A 500 megawatt solar photovoltaic plant, described by Spanish utility Iberdrola as “Europe’s largest,” sent its first megawatt hour of energy to the grid earlier this week, a welcome bright spot for an industry that in the months ahead could experience difficulties brought about by the coronavirus pandemic.
The Núñez de Balboa facility is located in Extremadura, a region in the west of Spain. According to Iberdrola, it has over 1.4 million solar panels and will be able to supply energy to 250,000 people
The plant is a collaboration between Iberdrola and Ecoenergías del Guadiana and construction work on the project finished in December last year. Photovoltaic refers to a way of directly converting light from the sun into electricity.
While the commissioning of Núñez de Balboa is an undoubted positive, the solar industry, like many in the renewable energy sector, is facing up to difficulties caused by COVID-19.
Earlier this week, research and consultancy firm Wood Mackenzie said global solar installations for 2020 had been revised down from 129.5 gigawatts (GW) to 106.4 GW, which represents an 18% drop compared to pre-coronavirus levels.
In a blog post toward the end of March, Abigail Ross-Hopper, the president and CEO of the U.S.-based Solar Energy Industries Association (SEIA), wrote that the solar industry was “at risk.”
Citing a survey carried out with the SEIA’s member companies, Ross-Hopper said data showed that “solar companies and workers are losing business and being put out of work by COVID-19.”
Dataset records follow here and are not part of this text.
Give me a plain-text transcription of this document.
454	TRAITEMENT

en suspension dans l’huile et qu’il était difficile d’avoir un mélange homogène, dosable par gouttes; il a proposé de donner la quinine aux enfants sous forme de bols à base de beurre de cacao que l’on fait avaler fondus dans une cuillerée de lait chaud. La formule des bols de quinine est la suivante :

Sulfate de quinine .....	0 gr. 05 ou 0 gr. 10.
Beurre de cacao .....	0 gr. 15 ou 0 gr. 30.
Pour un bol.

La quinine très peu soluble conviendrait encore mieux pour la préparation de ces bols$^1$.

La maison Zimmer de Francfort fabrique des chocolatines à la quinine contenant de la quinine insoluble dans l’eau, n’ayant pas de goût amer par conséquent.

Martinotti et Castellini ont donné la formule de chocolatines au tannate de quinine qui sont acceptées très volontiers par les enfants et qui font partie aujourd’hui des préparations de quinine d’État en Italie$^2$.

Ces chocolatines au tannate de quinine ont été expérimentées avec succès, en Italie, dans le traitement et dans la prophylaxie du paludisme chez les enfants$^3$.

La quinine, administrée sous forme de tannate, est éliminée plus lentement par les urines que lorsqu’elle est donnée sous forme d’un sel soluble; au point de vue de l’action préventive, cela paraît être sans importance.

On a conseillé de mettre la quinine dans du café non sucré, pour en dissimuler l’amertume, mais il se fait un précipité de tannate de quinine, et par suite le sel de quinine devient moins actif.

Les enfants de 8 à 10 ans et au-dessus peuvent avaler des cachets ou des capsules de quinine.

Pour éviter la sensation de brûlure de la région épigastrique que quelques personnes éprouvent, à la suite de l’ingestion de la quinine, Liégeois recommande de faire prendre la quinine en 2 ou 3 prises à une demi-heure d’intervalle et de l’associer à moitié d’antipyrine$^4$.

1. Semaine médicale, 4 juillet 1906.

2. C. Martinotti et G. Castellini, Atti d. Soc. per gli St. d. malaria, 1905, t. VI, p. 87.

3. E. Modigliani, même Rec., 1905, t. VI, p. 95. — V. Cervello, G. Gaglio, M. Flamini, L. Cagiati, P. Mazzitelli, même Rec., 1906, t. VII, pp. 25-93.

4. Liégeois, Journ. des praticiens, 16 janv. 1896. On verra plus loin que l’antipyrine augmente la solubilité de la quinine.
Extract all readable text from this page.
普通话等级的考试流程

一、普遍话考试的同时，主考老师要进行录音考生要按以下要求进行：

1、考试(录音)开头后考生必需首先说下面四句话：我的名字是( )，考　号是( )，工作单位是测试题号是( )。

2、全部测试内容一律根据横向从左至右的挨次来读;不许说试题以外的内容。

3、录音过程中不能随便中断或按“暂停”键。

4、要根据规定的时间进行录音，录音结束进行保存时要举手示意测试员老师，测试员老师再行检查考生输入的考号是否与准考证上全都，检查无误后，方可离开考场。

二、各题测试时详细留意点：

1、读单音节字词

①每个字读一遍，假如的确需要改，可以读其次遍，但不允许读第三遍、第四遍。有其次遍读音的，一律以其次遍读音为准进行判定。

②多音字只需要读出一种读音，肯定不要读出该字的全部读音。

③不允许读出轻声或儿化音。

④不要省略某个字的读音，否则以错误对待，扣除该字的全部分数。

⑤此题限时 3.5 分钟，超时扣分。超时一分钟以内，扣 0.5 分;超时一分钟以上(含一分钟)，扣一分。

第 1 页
This year looks set to pose a number of challenges for the renewables sector, many of them connected to the COVID-19 pandemic, which has caused issues with supply chains and forced some factories to shut.
On Tuesday, Danish wind turbine manufacturer Vestas — a major player in the sector — suspended guidance for 2020, noting that the global spread of COVID-19 and national measures taken to contain it had caused disruptions to installations, manufacturing and its supply chain.
“The situation changes daily and my colleagues’ ability to adapt fast and follow our extensive safety measures have been key to keeping performance in the first quarter in line with expectations,” Henrik Andersen, Vestas’ group president and CEO, said in the statement.
“Unfortunately, the pandemic continues to spread and with no clear prognosis on when key wind markets such as the USA, Brazil and India will recover, we are suspending our guidance due to the poor visibility for the remainder of the year.”